Evaluation
A firm of agents that does not measure itself drifts into theatre. Evaluation is the discipline that keeps the rest of firmd honest — the place every recent rebalance and every protocol gate came from.
Evaluation is a per-mission report (generated via API), after the fact, that opens up what the firm did and asks questions: did the system run, did it deliberate well, did it produce something useful, is it learning across missions and how much does it costs (token consumption)?
The pilot tenant is debunkd.social — a
real product brief that lets us exercise Strategy,
Tactics, and Delivery end to end without inventing a
synthetic one.
Most runs either local Ollama `qwen3.5:27b` or using
Ollama with quen3.5:397b-cloud; frontier models are
reserved for interpretation of eval reports.
Operational reliability (latency, retries, token spend), deliberation quality (challenge density, convergence, signal loss in compaction), outcome quality (clarity, completeness, execution-readiness of artifacts), and longitudinal learning (whether repeated missions on the same tenant get better).
Reports are built from OpenTelemetry signals the firm already emits — judge decisions, moderation events, collaboration edges, token usage.
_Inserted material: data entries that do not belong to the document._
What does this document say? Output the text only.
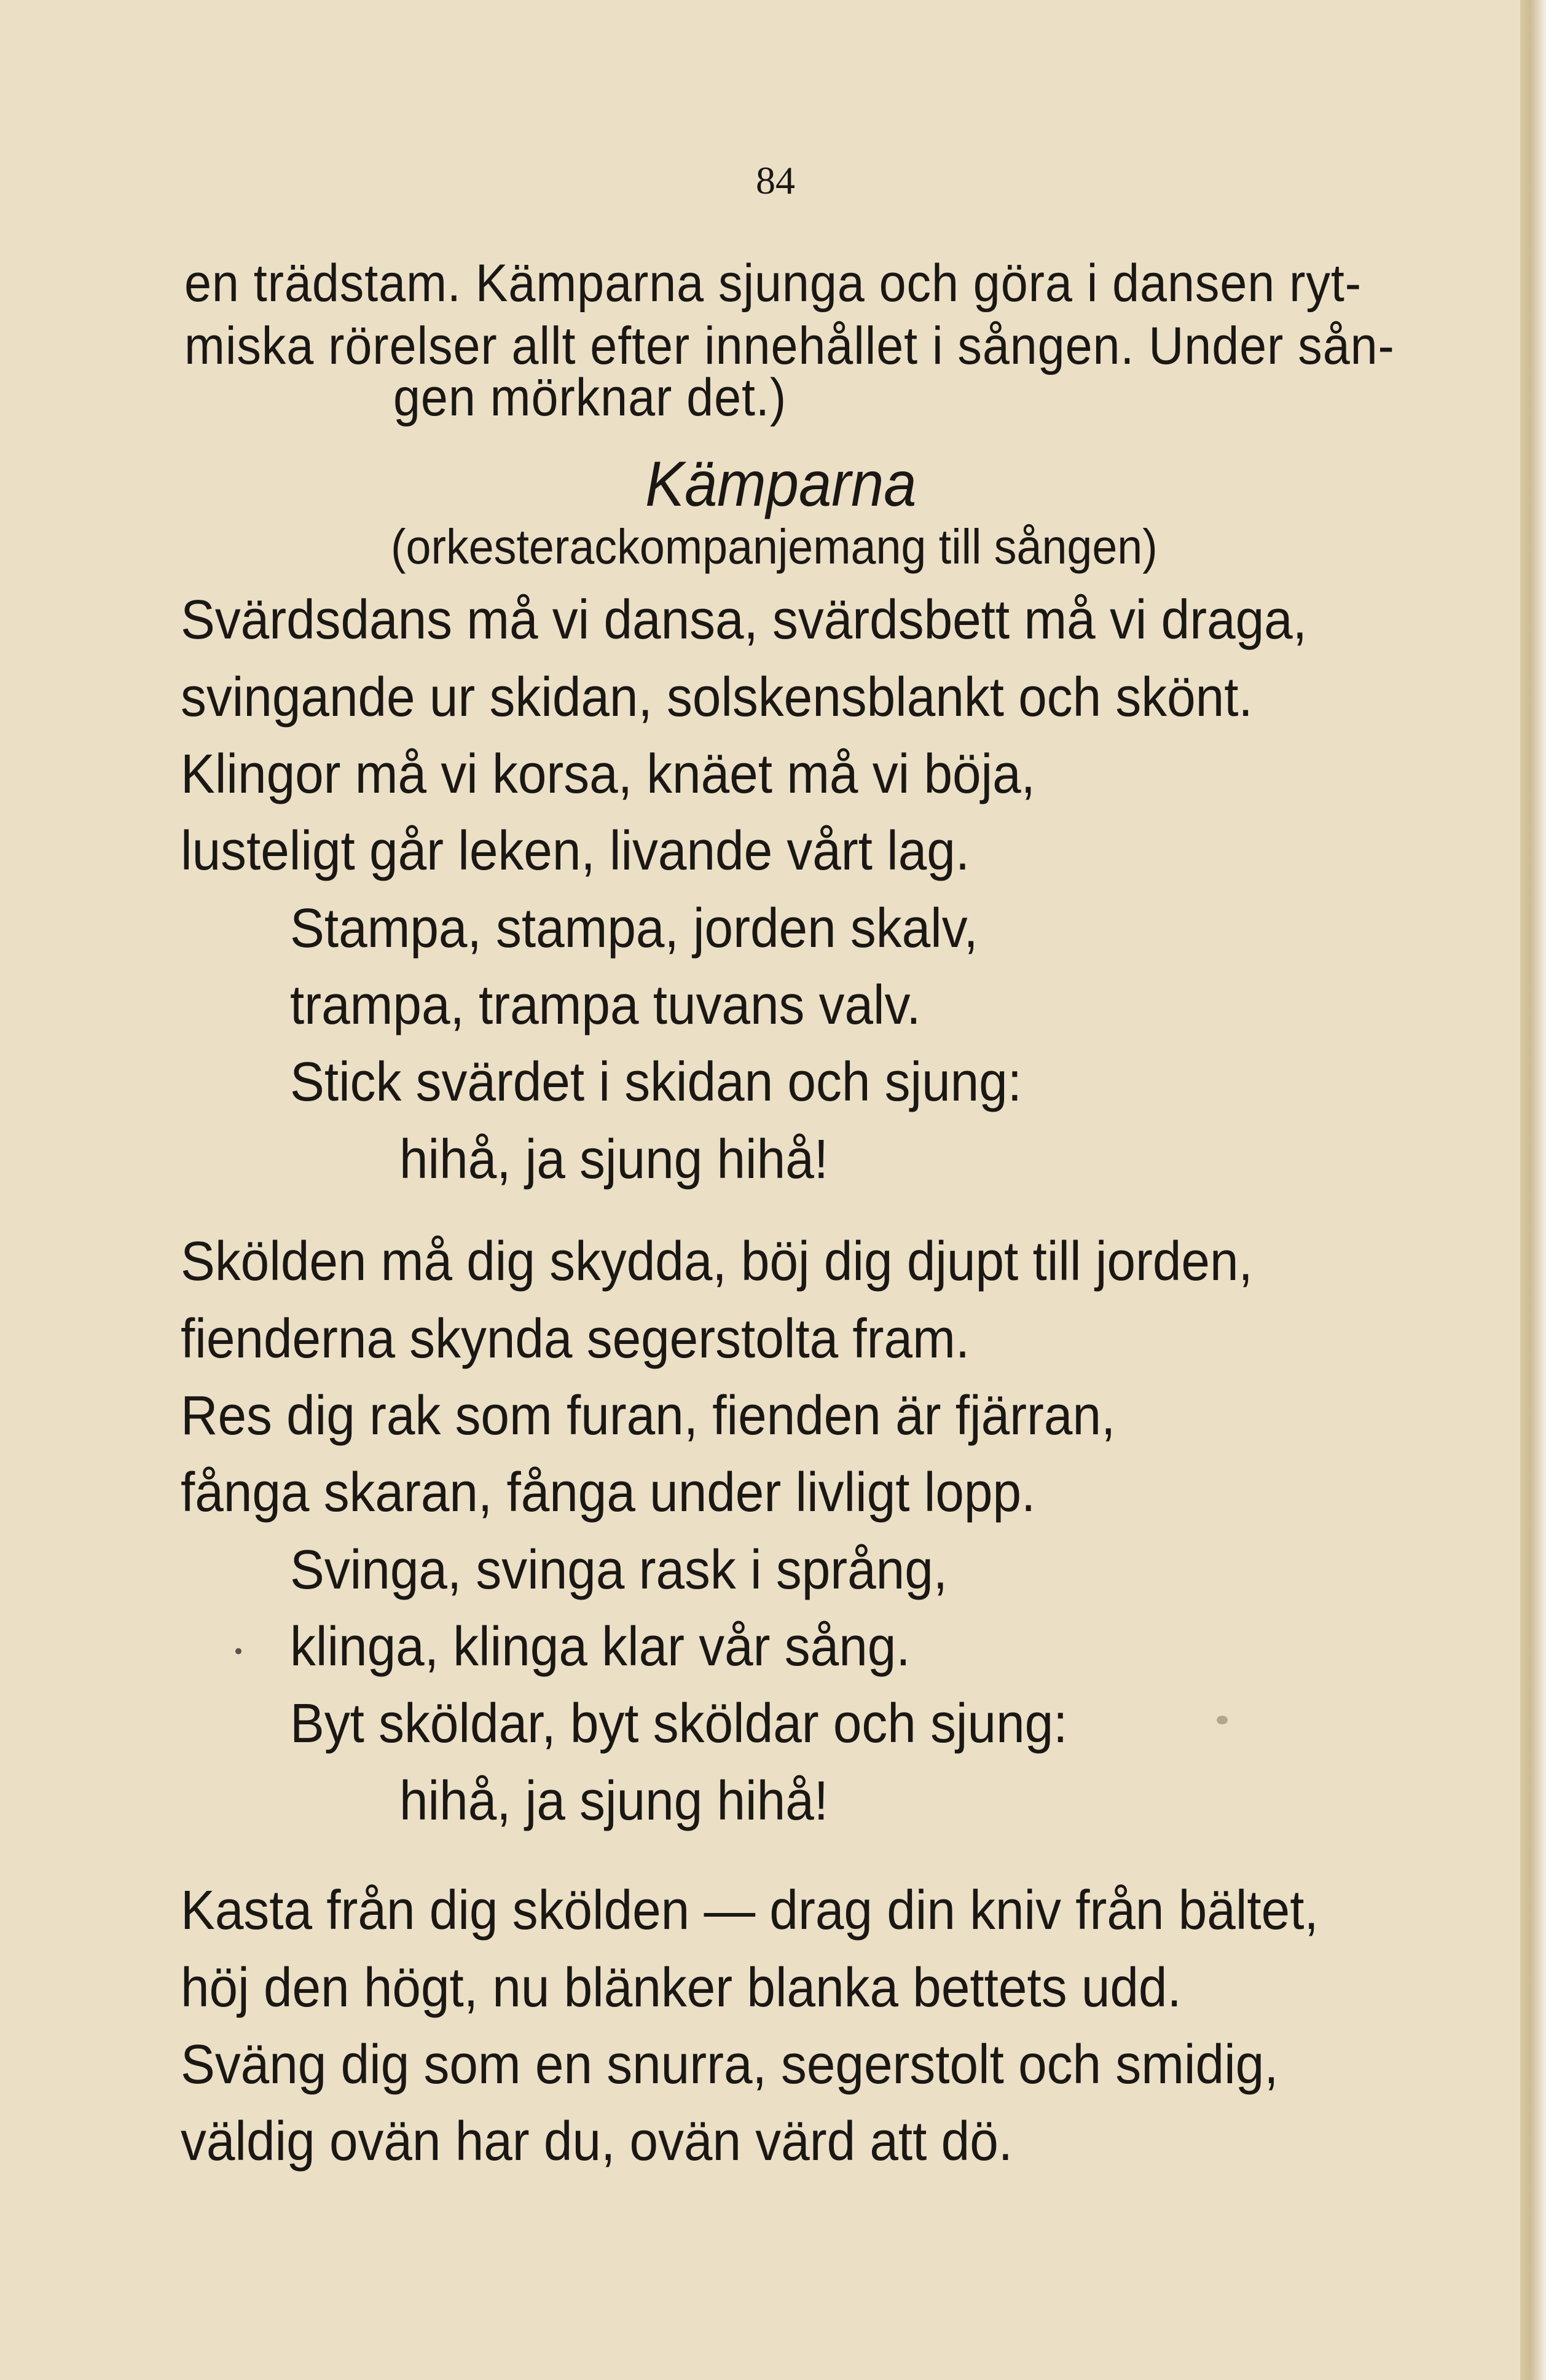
84
en trädstam. Kämparna sjunga och göra i dansen ryt-
miska rörelser allt efter innehållet i sången. Under sån-
gen mörknar det.)
Kämparna
(orkesterackompanjemang till sången)
Svärdsdans må vi dansa, svärdsbett må vi draga,
svingande ur skidan, solskensblankt och skönt.
Klingor må vi korsa, knäet må vi böja,
lusteligt går leken, livande vårt lag.
Stampa, stampa, jorden skalv,
trampa, trampa tuvans valv.
Stick svärdet i skidan och sjung:
hihå, ja sjung hihå!
Skölden må dig skydda, böj dig djupt till jorden,
fienderna skynda segerstolta fram.
Res dig rak som furan, fienden är fjärran,
fånga skaran, fånga under livligt lopp.
Svinga, svinga rask i språng,
klinga, klinga klar vår sång.
Byt sköldar, byt sköldar och sjung:
hihå, ja sjung hihå!
Kasta från dig skölden — drag din kniv från bältet,
höj den högt, nu blänker blanka bettets udd.
Sväng dig som en snurra, segerstolt och smidig,
väldig ovän har du, ovän värd att dö.
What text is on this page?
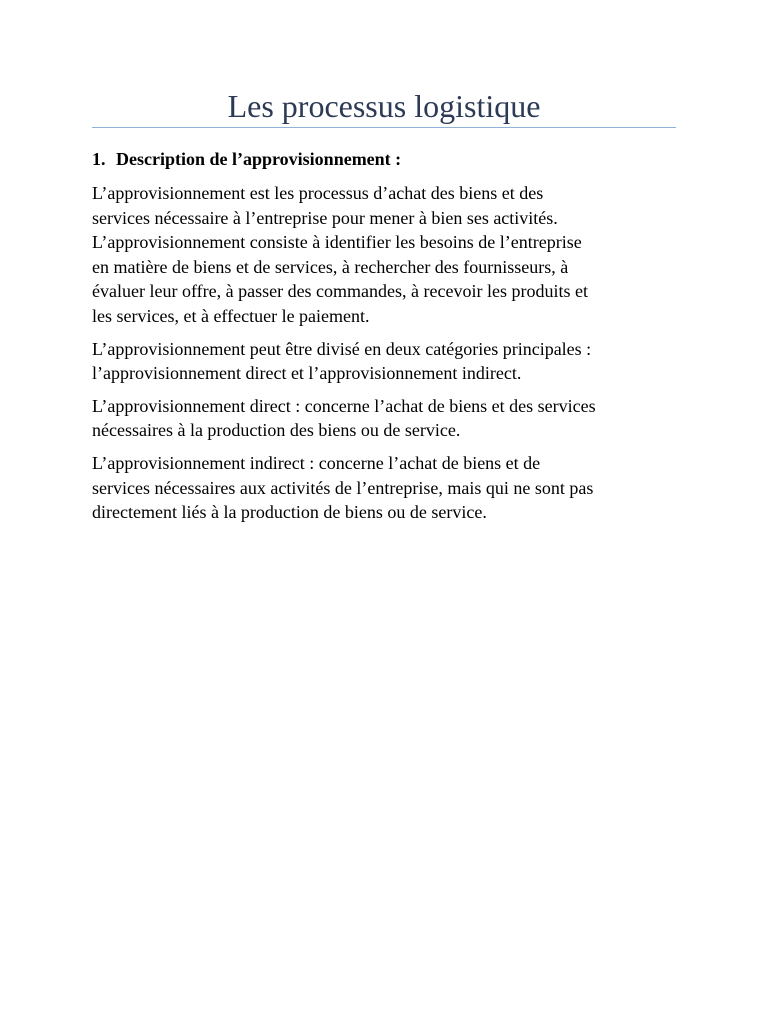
Les processus logistique

1. Description de l’approvisionnement :

L’approvisionnement est les processus d’achat des biens et des
services nécessaire à l’entreprise pour mener à bien ses activités.
L’approvisionnement consiste à identifier les besoins de l’entreprise
en matière de biens et de services, à rechercher des fournisseurs, à
évaluer leur offre, à passer des commandes, à recevoir les produits et
les services, et à effectuer le paiement.

L’approvisionnement peut être divisé en deux catégories principales :
l’approvisionnement direct et l’approvisionnement indirect.

L’approvisionnement direct : concerne l’achat de biens et des services
nécessaires à la production des biens ou de service.

L’approvisionnement indirect : concerne l’achat de biens et de
services nécessaires aux activités de l’entreprise, mais qui ne sont pas
directement liés à la production de biens ou de service.
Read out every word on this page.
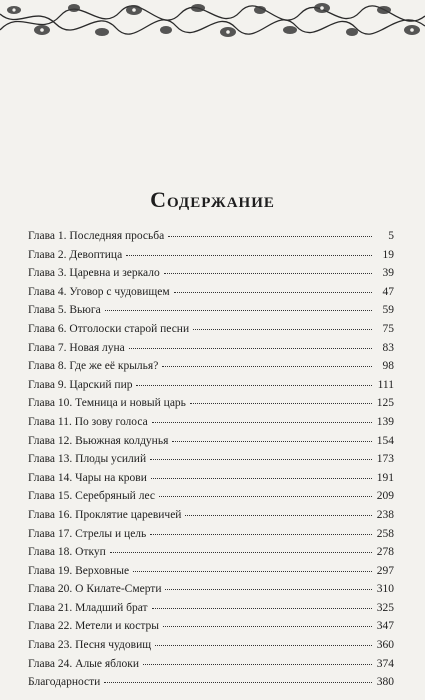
Содержание
Глава 1. Последняя просьба	5
Глава 2. Девоптица	19
Глава 3. Царевна и зеркало	39
Глава 4. Уговор с чудовищем	47
Глава 5. Вьюга	59
Глава 6. Отголоски старой песни	75
Глава 7. Новая луна	83
Глава 8. Где же её крылья?	98
Глава 9. Царский пир	111
Глава 10. Темница и новый царь	125
Глава 11. По зову голоса	139
Глава 12. Вьюжная колдунья	154
Глава 13. Плоды усилий	173
Глава 14. Чары на крови	191
Глава 15. Серебряный лес	209
Глава 16. Проклятие царевичей	238
Глава 17. Стрелы и цель	258
Глава 18. Откуп	278
Глава 19. Верховные	297
Глава 20. О Килате-Смерти	310
Глава 21. Младший брат	325
Глава 22. Метели и костры	347
Глава 23. Песня чудовищ	360
Глава 24. Алые яблоки	374
Благодарности	380
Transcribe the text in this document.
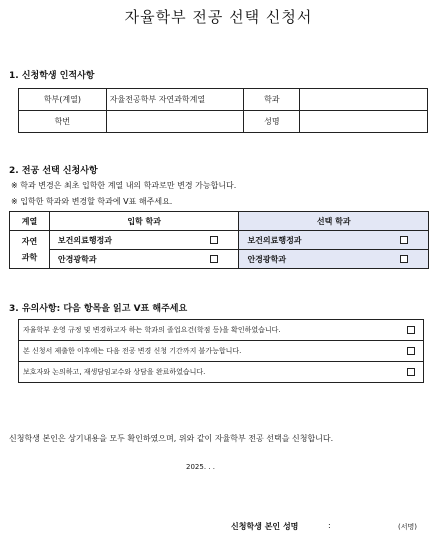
자율학부 전공 선택 신청서
1. 신청학생 인적사항
학부(계열)	자율전공학부 자연과학계열	학과	
학번		성명	
2. 전공 선택 신청사항
※ 학과 변경은 최초 입학한 계열 내의 학과로만 변경 가능합니다.
※ 입학한 학과와 변경할 학과에 V표 해주세요.
계열	입학 학과	선택 학과

자연
과학	보건의료행정과	보건의료행정과

	안경광학과	안경광학과
3. 유의사항: 다음 항목을 읽고 V표 해주세요
자율학부 운영 규정 및 변경하고자 하는 학과의 졸업요건(학점 등)을 확인하였습니다.

본 신청서 제출한 이후에는 다음 전공 변경 신청 기간까지 불가능합니다.

보호자와 논의하고, 재생담임교수와 상담을 완료하였습니다.
신청학생 본인은 상기내용을 모두 확인하였으며, 위와 같이 자율학부 전공 선택을 신청합니다.
2025. . .
신청학생 본인 성명	:	(서명)
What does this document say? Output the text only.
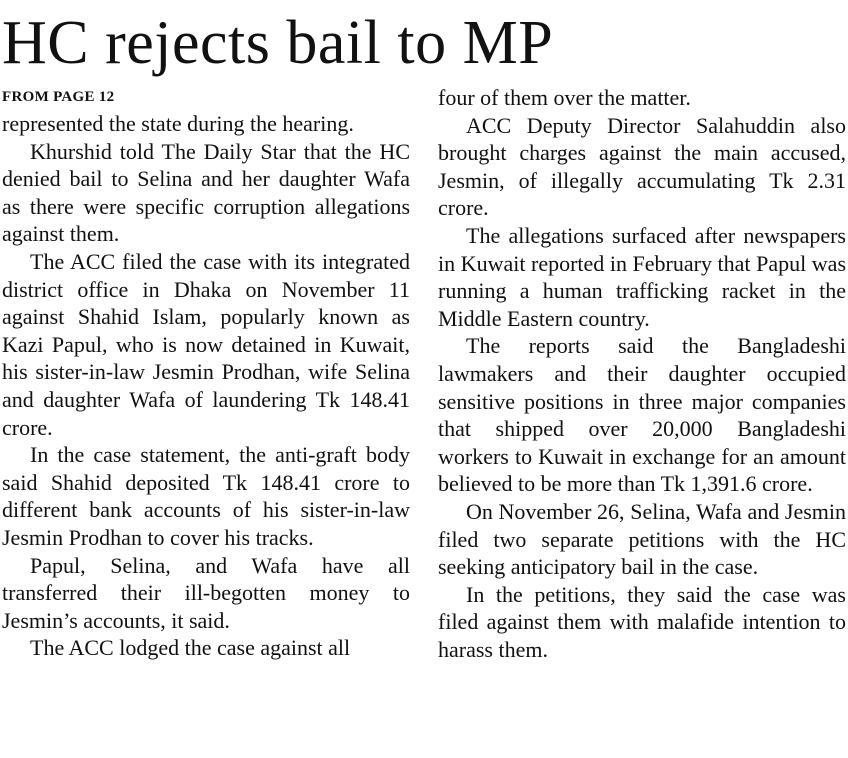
HC rejects bail to MP
FROM PAGE 12

represented the state during the hearing.

Khurshid told The Daily Star that the HC denied bail to Selina and her daughter Wafa as there were specific corruption allegations against them.

The ACC filed the case with its integrated district office in Dhaka on November 11 against Shahid Islam, popularly known as Kazi Papul, who is now detained in Kuwait, his sister-in-law Jesmin Prodhan, wife Selina and daughter Wafa of laundering Tk 148.41 crore.

In the case statement, the anti-graft body said Shahid deposited Tk 148.41 crore to different bank accounts of his sister-in-law Jesmin Prodhan to cover his tracks.

Papul, Selina, and Wafa have all transferred their ill-begotten money to Jesmin’s accounts, it said.

The ACC lodged the case against all

four of them over the matter.

ACC Deputy Director Salahuddin also brought charges against the main accused, Jesmin, of illegally accumulating Tk 2.31 crore.

The allegations surfaced after newspapers in Kuwait reported in February that Papul was running a human trafficking racket in the Middle Eastern country.

The reports said the Bangladeshi lawmakers and their daughter occupied sensitive positions in three major companies that shipped over 20,000 Bangladeshi workers to Kuwait in exchange for an amount believed to be more than Tk 1,391.6 crore.

On November 26, Selina, Wafa and Jesmin filed two separate petitions with the HC seeking anticipatory bail in the case.

In the petitions, they said the case was filed against them with malafide intention to harass them.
The report is structured enough to compare two runs side by side without re-reading transcripts.
An eval finding does not stay in the report. Recent
examples: prompt-economy work to drop repeated input
tokens against frontier models; a deterministic protocol
gate that blocks Tactics handoff when the Product Owner
only described a plan in prose; cleaner separation
between the judge panel and the moderator. And many
more...
The deepest lesson so far: when the agents misbehave, the fix is rarely "a smarter judge" — it is usually a deterministic check the moderator should have done. The system has steadily moved load from epistemic judges toward procedural gates. Cheaper, more predictable, easier to debug.
This is not a benchmark. firmd is not trying to win a leaderboard. The pilot is one product, the eval set is small by design, and the failure modes that turn up are interesting precisely because we cannot anticipate them. Some of what we ship will work. Some of it will document, in retrospect, a specific way that an agentic firm gets things wrong. Both are useful.